In the newest chapter of the book I'm going to write about being smart about who you let knock you up, the midget's biological father has now made our financial situation even crappier. See, for the last three years the midget has had health insurance through her step-mother because her father is required to provide health care if it's available through his work. At the time, it was available through his employer, but it was cheaper for them to go through his wife's employer.
Fast forward three years and he's quit his reliable, good paying job with benefits to go work for minimum wage and no benefits, and due to the state's financial woes his wife has also lost her job. Normally I wouldn't care, and might even feel some petty, malicious glee, but this means my little drama queen loses her health insurance.
Now, because I'm sick and can't work, I do get Medicaid through the state, and so does she, so it's not like we'd have to wrap her in bubble wrap to keep her from breaking an arm or something. She still gets to go to the doctor and the dentist and would have access to emergency care and all of that. It wouldn't be the best care, but she'd have something.
So, where's the problem? Well...the midget, brilliant, beautiful, funny girl that she is also deals with ADHD. Not like the kind of kids whose parents just don't want to parent them, but the kind of kid that is really, really smart but she can't just can't sit still or stop talking or actually focus for more than a few minutes. We had a really hard time with the idea of putting her on medication. It was the last thing I wanted to do, especially before the pediatrician talked us through it and I did the research.
Now, everyone's heard of Ritalin and lots of people have heard about Adderall. They're first generation drugs and have tons of icky side effects, not the least of which is heart disease. So, her doctor recommended Concerta, which is the same class of drug as Ritalin, but more refined with more even results. It's also extended release which means its effects last for the whole day, while Ritalin requires two to three doses during the day.

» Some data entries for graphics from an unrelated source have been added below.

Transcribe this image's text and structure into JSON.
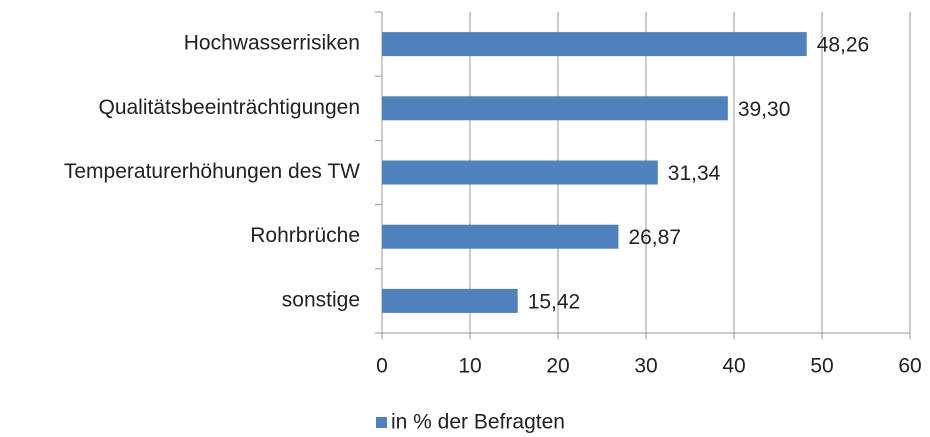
{
  "chart_data": {
    "type": "bar",
    "orientation": "horizontal",
    "categories": [
      "Hochwasserrisiken",
      "Qualitätsbeeinträchtigungen",
      "Temperaturerhöhungen des TW",
      "Rohrbrüche",
      "sonstige"
    ],
    "series": [
      {
        "name": "in % der Befragten",
        "color": "#4f81bd",
        "values": [
          48.26,
          39.3,
          31.34,
          26.87,
          15.42
        ],
        "value_labels": [
          "48,26",
          "39,30",
          "31,34",
          "26,87",
          "15,42"
        ]
      }
    ],
    "xlim": [
      0,
      60
    ],
    "xticks": [
      0,
      10,
      20,
      30,
      40,
      50,
      60
    ],
    "grid": true,
    "legend": "bottom"
  }
}
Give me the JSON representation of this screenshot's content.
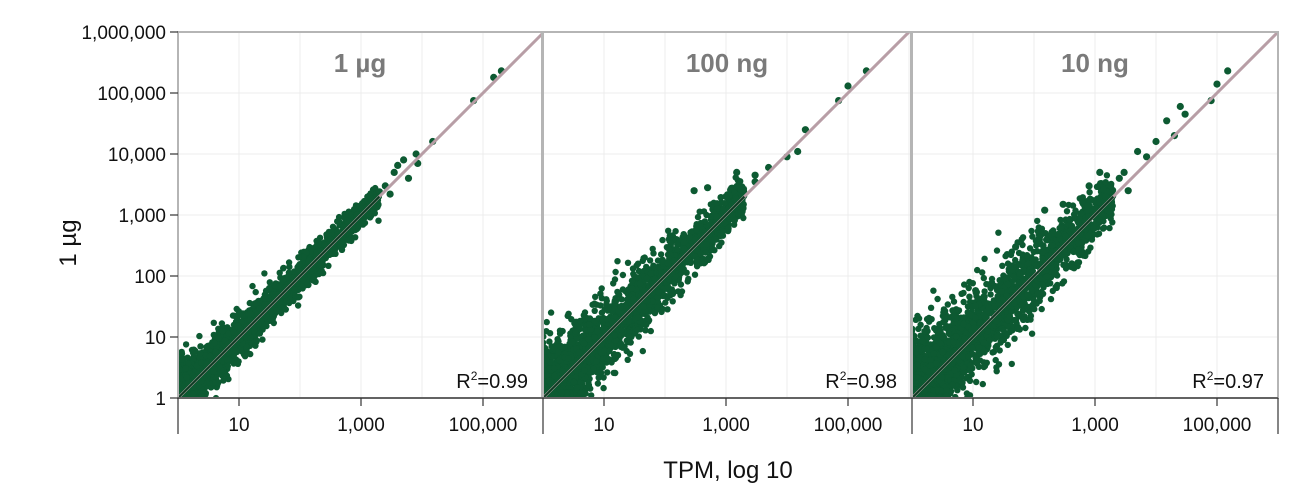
{
  "chart_data": {
    "type": "scatter",
    "scale": "log10",
    "grid": true,
    "colors": {
      "points": "#0d5a32",
      "identity_line": "#b89ea6",
      "fit_line": "#0a3a20",
      "grid": "#ececec",
      "frame": "#b5b5b5",
      "title": "#7a7a7a"
    },
    "ylabel": "1 µg",
    "xlabel": "TPM, log 10",
    "ylim": [
      1,
      1000000
    ],
    "xlim": [
      1,
      1000000
    ],
    "yticks": [
      1,
      10,
      100,
      1000,
      10000,
      100000,
      1000000
    ],
    "ytick_labels": [
      "1",
      "10",
      "100",
      "1,000",
      "10,000",
      "100,000",
      "1,000,000"
    ],
    "xticks": [
      10,
      1000,
      100000
    ],
    "xtick_labels": [
      "10",
      "1,000",
      "100,000"
    ],
    "panels": [
      {
        "title": "1 µg",
        "r2_prefix": "R",
        "r2_sup": "2",
        "r2_value": "=0.99",
        "spread": 0.15,
        "outliers": [
          [
            2500,
            3000
          ],
          [
            3500,
            5000
          ],
          [
            4000,
            6500
          ],
          [
            5000,
            8000
          ],
          [
            8000,
            10000
          ],
          [
            8500,
            7000
          ],
          [
            15000,
            16000
          ],
          [
            6000,
            4000
          ],
          [
            3000,
            2200
          ],
          [
            1500,
            1800
          ],
          [
            600,
            800
          ],
          [
            2000,
            2400
          ],
          [
            70000,
            75000
          ],
          [
            150000,
            180000
          ],
          [
            200000,
            230000
          ]
        ]
      },
      {
        "title": "100 ng",
        "r2_prefix": "R",
        "r2_sup": "2",
        "r2_value": "=0.98",
        "spread": 0.28,
        "outliers": [
          [
            300,
            2500
          ],
          [
            500,
            2800
          ],
          [
            1000,
            2000
          ],
          [
            1500,
            1800
          ],
          [
            3000,
            3500
          ],
          [
            5000,
            6000
          ],
          [
            1500,
            5000
          ],
          [
            3000,
            4500
          ],
          [
            20000,
            25000
          ],
          [
            15000,
            11000
          ],
          [
            10000,
            9000
          ],
          [
            100000,
            130000
          ],
          [
            70000,
            75000
          ],
          [
            200000,
            230000
          ]
        ]
      },
      {
        "title": "10 ng",
        "r2_prefix": "R",
        "r2_sup": "2",
        "r2_value": "=0.97",
        "spread": 0.36,
        "outliers": [
          [
            800,
            3000
          ],
          [
            1200,
            5000
          ],
          [
            1500,
            2000
          ],
          [
            2500,
            4000
          ],
          [
            3000,
            5000
          ],
          [
            3500,
            2500
          ],
          [
            1800,
            3000
          ],
          [
            7000,
            9000
          ],
          [
            5000,
            11000
          ],
          [
            20000,
            20000
          ],
          [
            30000,
            45000
          ],
          [
            10000,
            16000
          ],
          [
            15000,
            35000
          ],
          [
            25000,
            60000
          ],
          [
            80000,
            75000
          ],
          [
            100000,
            140000
          ],
          [
            150000,
            230000
          ],
          [
            50,
            300
          ],
          [
            150,
            1200
          ],
          [
            300,
            1500
          ]
        ]
      }
    ]
  }
}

So, Cass has been on this medication for over two years and is doing really well with it. She hasn't had any bad side effects, and it's worked wonders for her in school.
Well, this being a great drug, it's fairly new and of course there is no generic and therefore it's not covered by Medicaid. Which means either we pay the $147 for a one month prescription, or we start going through the medications that Medicaid does cover, all of which have the same side effects. And all of which are as likely to work as not. And school starts in three weeks, so we'd have to start the school year with her trying new medications to see what works. Not fun.

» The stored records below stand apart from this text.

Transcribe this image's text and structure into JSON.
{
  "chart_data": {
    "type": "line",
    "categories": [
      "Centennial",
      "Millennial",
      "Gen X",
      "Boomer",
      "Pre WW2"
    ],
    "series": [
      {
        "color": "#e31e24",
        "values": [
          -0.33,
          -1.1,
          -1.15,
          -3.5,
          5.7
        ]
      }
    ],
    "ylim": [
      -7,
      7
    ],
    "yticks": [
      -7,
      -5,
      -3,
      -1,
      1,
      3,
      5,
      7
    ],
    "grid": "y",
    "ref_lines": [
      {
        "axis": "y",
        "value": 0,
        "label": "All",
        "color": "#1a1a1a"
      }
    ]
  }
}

Now, getting back to where it's the sperm donor's fault we're facing this issue. He told me two weeks ago that her coverage ended on the first of August, but that we were going to work on something to get her covered. So, a week and a half went by with me saying, "What's the story on her insurance, what are we going to do?" And he kept saying, "We'll get her covered through a private plan. I'll look into it." Then on Sunday, he tells me that he can't find coverage because of her pre-existing condition, ADHD.
Except that the insurance company's website (her current insurance) makes it clear that so long as the "pre-existing condition" has been covered by a credible insurer. So, since I wanted to go through that carrier, anyway, I pointed this out. And of course at that point he decides to finally tell the truth, which is that he never meant to insure her at all, that we could put her on Ritalin or whatever works and that it's not his problem or responsibility.

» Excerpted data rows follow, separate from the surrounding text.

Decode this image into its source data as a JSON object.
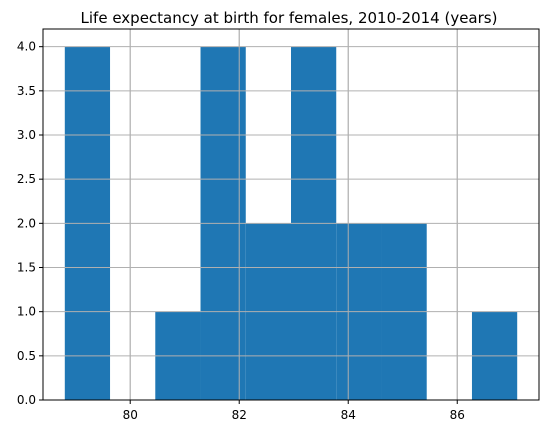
{
  "chart_data": {
    "type": "bar",
    "subtype": "histogram",
    "title": "Life expectancy at birth for females, 2010-2014 (years)",
    "xlabel": "",
    "ylabel": "",
    "bins": [
      {
        "x0": 78.8,
        "x1": 79.63,
        "count": 4
      },
      {
        "x0": 79.63,
        "x1": 80.46,
        "count": 0
      },
      {
        "x0": 80.46,
        "x1": 81.29,
        "count": 1
      },
      {
        "x0": 81.29,
        "x1": 82.12,
        "count": 4
      },
      {
        "x0": 82.12,
        "x1": 82.95,
        "count": 2
      },
      {
        "x0": 82.95,
        "x1": 83.78,
        "count": 4
      },
      {
        "x0": 83.78,
        "x1": 84.61,
        "count": 2
      },
      {
        "x0": 84.61,
        "x1": 85.44,
        "count": 2
      },
      {
        "x0": 85.44,
        "x1": 86.27,
        "count": 0
      },
      {
        "x0": 86.27,
        "x1": 87.1,
        "count": 1
      }
    ],
    "xlim": [
      78.4,
      87.5
    ],
    "ylim": [
      0,
      4.2
    ],
    "x_ticks": [
      80,
      82,
      84,
      86
    ],
    "x_tick_labels": [
      "80",
      "82",
      "84",
      "86"
    ],
    "y_ticks": [
      0,
      0.5,
      1,
      1.5,
      2,
      2.5,
      3,
      3.5,
      4
    ],
    "y_tick_labels": [
      "0.0",
      "0.5",
      "1.0",
      "1.5",
      "2.0",
      "2.5",
      "3.0",
      "3.5",
      "4.0"
    ],
    "grid": true,
    "bar_color": "#1f77b4"
  }
}
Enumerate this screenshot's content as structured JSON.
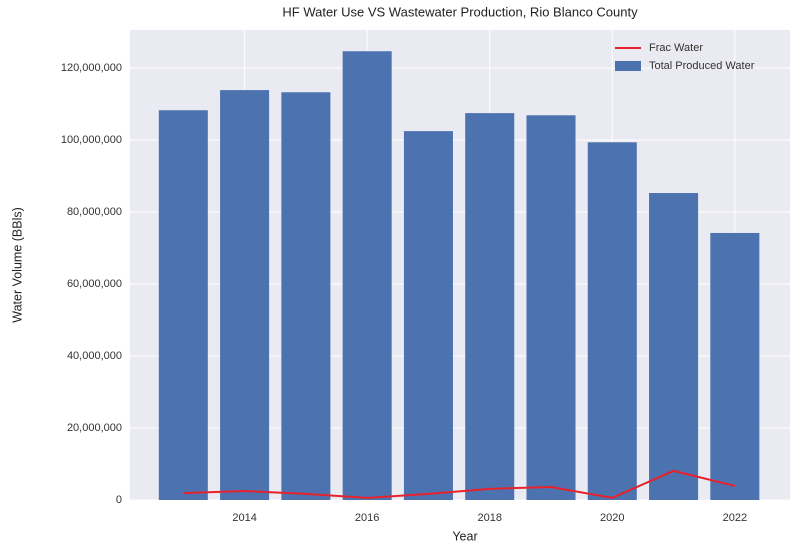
{
  "chart_data": {
    "type": "bar_line",
    "title": "HF Water Use VS Wastewater Production, Rio Blanco County",
    "x_label": "Year",
    "y_label": "Water Volume (BBls)",
    "x": [
      2013,
      2014,
      2015,
      2016,
      2017,
      2018,
      2019,
      2020,
      2021,
      2022
    ],
    "series": [
      {
        "name": "Frac Water",
        "kind": "line",
        "color": "#e8222b",
        "values": [
          1900000,
          2500000,
          1700000,
          600000,
          1700000,
          3100000,
          3600000,
          600000,
          8100000,
          3900000
        ]
      },
      {
        "name": "Total Produced Water",
        "kind": "bar",
        "color": "#4c72b0",
        "values": [
          108300000,
          113900000,
          113300000,
          124700000,
          102500000,
          107500000,
          106900000,
          99400000,
          85300000,
          74200000
        ]
      }
    ],
    "xlim": [
      2012.13,
      2022.9
    ],
    "xticks": [
      2014,
      2016,
      2018,
      2020,
      2022
    ],
    "ylim": [
      0,
      130600000
    ],
    "yticks": [
      0,
      {
        "value": 20000000,
        "label": "20,000,000"
      },
      {
        "value": 40000000,
        "label": "40,000,000"
      },
      {
        "value": 60000000,
        "label": "60,000,000"
      },
      {
        "value": 80000000,
        "label": "80,000,000"
      },
      {
        "value": 100000000,
        "label": "100,000,000"
      },
      {
        "value": 120000000,
        "label": "120,000,000"
      }
    ],
    "grid": true,
    "legend": "upper right",
    "background": "#eaeaf2"
  }
}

So, I talked to the insurance company about the situation to find out what our options were in terms of continuing her coverage and of course I find out that if her insurance lapses for even a few days she will become uninsurable because of her pre-existing condition. So, we really can't have her go without insurance, because what happens when I get better and go back to work and have to get her insurance, but I can't because of this pre-existing condition. She's only eight, we're talking years where she can't get sick or injured, she can't have her medications, (because she also needs prescription allergy meds).
I explained all of this to her father, and he just doesn't care. It's not his problem. I finally lost my temper and told him that Jamie and I would take care of it just like we do everything else in her life, and that he could go on playing at being a part time weekend father and stopped talking to him about it.
We went ahead and filed the paperwork and applied for insurance coverage for her. It's going to end up costing us more than we can really afford to spend, but I just can't see not having her medication, or face a future where she may be not covered by any kind of health care. In all likelihood we'll have to stretch our dollars farther than is possible. Jamie is talking about selling her drums to finance the first six months of her insurance.
This idiot we call her father would rather keep his drums, guitars, guns and play time and money rather than care for his daughter. I could happily say "Screw You" and we want nothing to do with you, but that would be highly unfair to her because seh loves her dad.
So, we suck it up, buy her insurance and just make the best of it. I hope her father come sot her senses, but I'm not holding my breath.